Junge Frauen vom Land, wo sich nichts änderte, suchten nicht selten nach neuen Möglichkeiten in den Städten. Dort wurde besonders ein Sektor zum Inbegriff der neuen, berufstätigen Frau: der Angestelltensektor. Frauen waren sehr gefragt als Vorzimmersekretärinnen, Stenotypistinnen, Telefonistinnen und Stenografinnen. Diese Berufe waren angeblich deswegen für Frauen so gut geeignet, da sie das den Frauen vermeintlich angeborene Fingerspitzengefühl verlangen würden. Die schick gekleidete „Tippmamsell“, die mit Bubikopf und kurzem Rock an der Schreibmaschine sitzt, wurde zum Abziehbild der Neuen Frau, die bis heute die Vorstellung von der typischen Frau der Zwanziger Jahre dominiert.

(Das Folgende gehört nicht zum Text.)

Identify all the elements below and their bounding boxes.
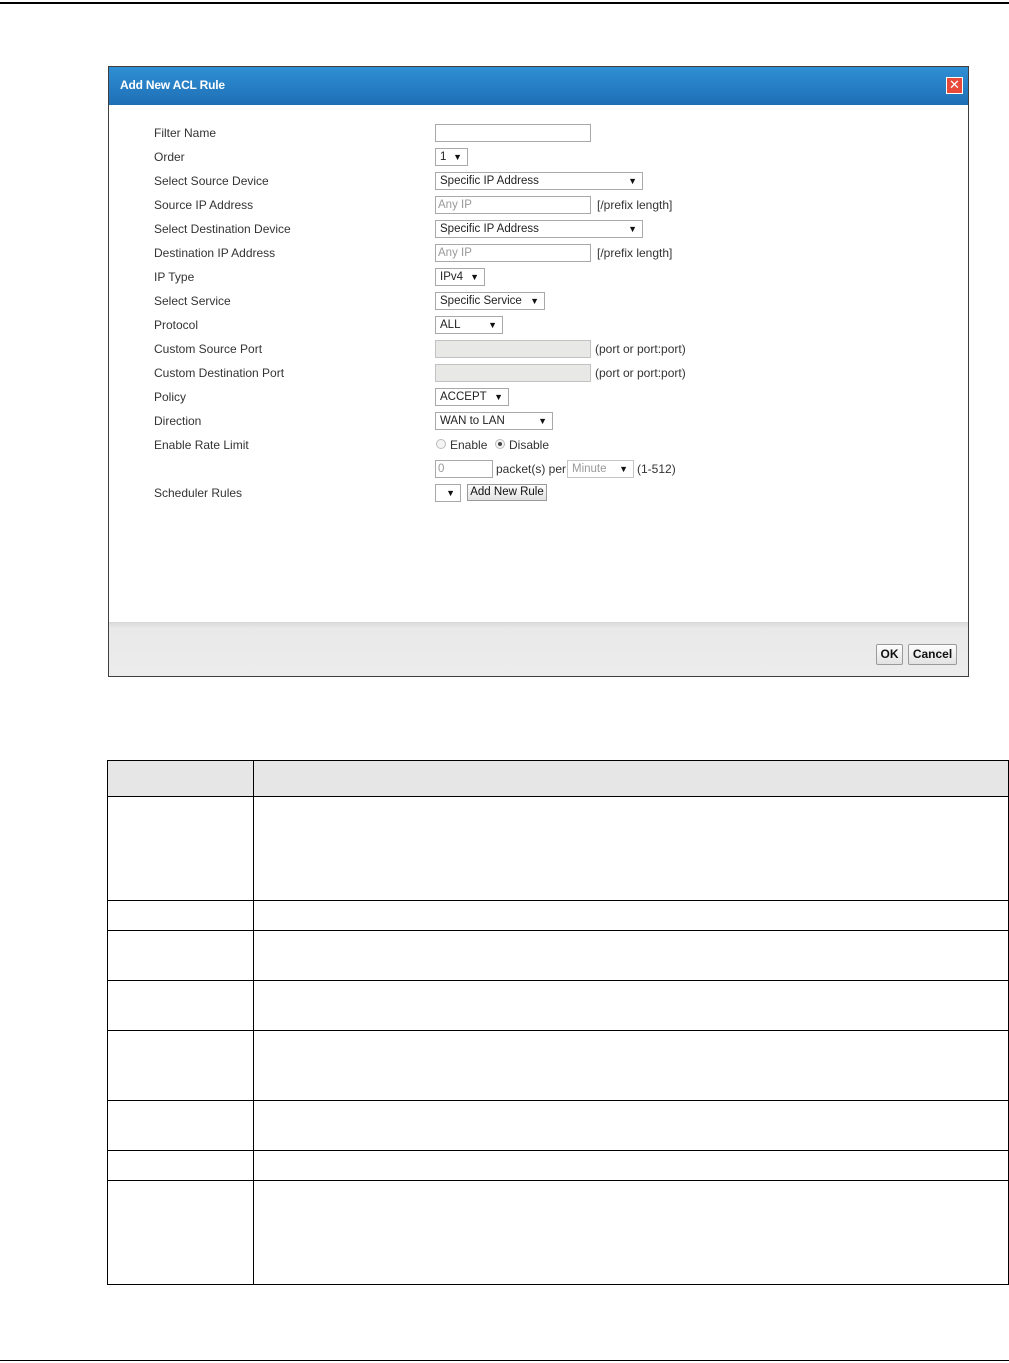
- chevron-down-icon: ▼: [628, 176, 637, 186]
- chevron-down-icon: ▼: [494, 392, 503, 402]
- chevron-down-icon: ▼: [453, 152, 462, 162]
- order-value: 1: [440, 151, 447, 163]
- dest-device-select[interactable]: [435, 220, 643, 238]
- rate-limit-enable-radio[interactable]: [436, 439, 446, 449]
- source-device-select[interactable]: [435, 172, 643, 190]
- cancel-button[interactable]: Cancel: [908, 644, 957, 665]
- table-row-divider: [108, 980, 1008, 981]
- custom-dest-port-input[interactable]: [435, 364, 591, 382]
- filter-name-label: Filter Name: [154, 126, 217, 140]
- custom-dest-port-hint: (port or port:port): [595, 366, 686, 380]
- direction-value: WAN to LAN: [440, 415, 505, 427]
- rate-limit-label: Enable Rate Limit: [154, 438, 249, 452]
- ok-button[interactable]: OK: [876, 644, 903, 665]
- rate-limit-disable-radio[interactable]: [495, 439, 505, 449]
- dest-ip-input[interactable]: Any IP: [435, 244, 591, 262]
- custom-dest-port-label: Custom Destination Port: [154, 366, 285, 380]
- direction-select[interactable]: [435, 412, 553, 430]
- dest-ip-label: Destination IP Address: [154, 246, 276, 260]
- chevron-down-icon: ▼: [488, 320, 497, 330]
- add-new-rule-button[interactable]: Add New Rule: [467, 484, 547, 501]
- table-row-divider: [108, 1180, 1008, 1181]
- rate-limit-disable-label: Disable: [509, 438, 550, 452]
- dialog-title-bar: [109, 67, 968, 105]
- page-top-rule: [0, 2, 1009, 4]
- ip-type-label: IP Type: [154, 270, 195, 284]
- chevron-down-icon: ▼: [619, 464, 628, 474]
- protocol-label: Protocol: [154, 318, 199, 332]
- protocol-value: ALL: [440, 319, 461, 331]
- dest-device-label: Select Destination Device: [154, 222, 291, 236]
- rate-packets-input[interactable]: 0: [435, 460, 493, 478]
- service-value: Specific Service: [440, 295, 522, 307]
- dialog-body: [109, 105, 968, 622]
- scheduler-label: Scheduler Rules: [154, 486, 243, 500]
- rate-unit-value: Minute: [572, 463, 607, 475]
- direction-label: Direction: [154, 414, 202, 428]
- source-device-value: Specific IP Address: [440, 175, 539, 187]
- dialog-footer: [109, 622, 968, 676]
- dest-device-value: Specific IP Address: [440, 223, 539, 235]
- policy-value: ACCEPT: [440, 391, 487, 403]
- policy-select[interactable]: [435, 388, 509, 406]
- rate-unit-select[interactable]: [567, 460, 634, 478]
- chevron-down-icon: ▼: [538, 416, 547, 426]
- policy-label: Policy: [154, 390, 187, 404]
- table-row-divider: [108, 1100, 1008, 1101]
- dialog-title: Add New ACL Rule: [120, 78, 225, 92]
- custom-source-port-input[interactable]: [435, 340, 591, 358]
- custom-source-port-label: Custom Source Port: [154, 342, 263, 356]
- table-column-divider: [253, 761, 254, 1284]
- service-select[interactable]: [435, 292, 545, 310]
- chevron-down-icon: ▼: [446, 488, 455, 498]
- source-ip-hint: [/prefix length]: [597, 198, 673, 212]
- close-icon[interactable]: ✕: [946, 77, 963, 94]
- scheduler-select[interactable]: [435, 484, 461, 502]
- dest-ip-hint: [/prefix length]: [597, 246, 673, 260]
- table-row-divider: [108, 1030, 1008, 1031]
- table-row-divider: [108, 900, 1008, 901]
- order-label: Order: [154, 150, 185, 164]
- source-device-label: Select Source Device: [154, 174, 269, 188]
- service-label: Select Service: [154, 294, 231, 308]
- table-header: [108, 761, 1008, 797]
- add-acl-rule-dialog: [108, 66, 969, 677]
- page-bottom-rule: [0, 1360, 1009, 1361]
- chevron-down-icon: ▼: [470, 272, 479, 282]
- order-select[interactable]: [435, 148, 468, 166]
- ip-type-select[interactable]: [435, 268, 485, 286]
- filter-name-input[interactable]: [435, 124, 591, 142]
- rate-range-text: (1-512): [637, 462, 676, 476]
- rate-packets-text: packet(s) per: [496, 462, 567, 476]
- custom-source-port-hint: (port or port:port): [595, 342, 686, 356]
- source-ip-label: Source IP Address: [154, 198, 254, 212]
- table-row-divider: [108, 930, 1008, 931]
- table-row-divider: [108, 1150, 1008, 1151]
- ip-type-value: IPv4: [440, 271, 464, 283]
- chevron-down-icon: ▼: [628, 224, 637, 234]
- source-ip-input[interactable]: Any IP: [435, 196, 591, 214]
- rate-limit-enable-label: Enable: [450, 438, 488, 452]
- field-description-table: [107, 760, 1009, 1285]
- chevron-down-icon: ▼: [530, 296, 539, 306]
- protocol-select[interactable]: [435, 316, 503, 334]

Die weiblichen Angestellten wurden, damals wie heute, weitaus schlechter bezahlt als ihre männlichen Kollegen. Das lag teilweise daran, dass sie nicht die gleiche berufliche Qualifizierung vorweisen konnten: Während die jungen männlichen Angestellten einen kaufmännischen Universitätsabschluss mitbrachten, hatten die jungen Frauen meistens lediglich eine Handelsschule besucht. Frauen aus der Arbeiterschicht, die eine große Familie und Familienangehörige mit ernähren mussten, wurden durch die schlechte Bezahlung u.a. dazu gezwungen, sich nebenher zu prostituieren. Charlotte Ritter, die weibliche Hauptfigur in der Serie Babylon Berlin, veranschaulicht realistisch das Schicksal vieler Frauen aus der Arbeiterschicht.

Sexuelle Belästigung am Arbeitsplatz war ein weiteres Problem und machte überaus deutlich, dass die weiblichen Angestellten mit ihren männlichen Kollegen nicht gleichgestellt waren. Die unverheirateten Frauen galten als „Freiwild“ und waren sexuellen Übergriffen, insbesondere durch ihre Chefs, ausgesetzt. Rechtlichen Schutz davor besaßen sie nicht, so dass eine Gegenwehr ihrerseits mit dem Risiko verbunden war, ihren Job zu verlieren.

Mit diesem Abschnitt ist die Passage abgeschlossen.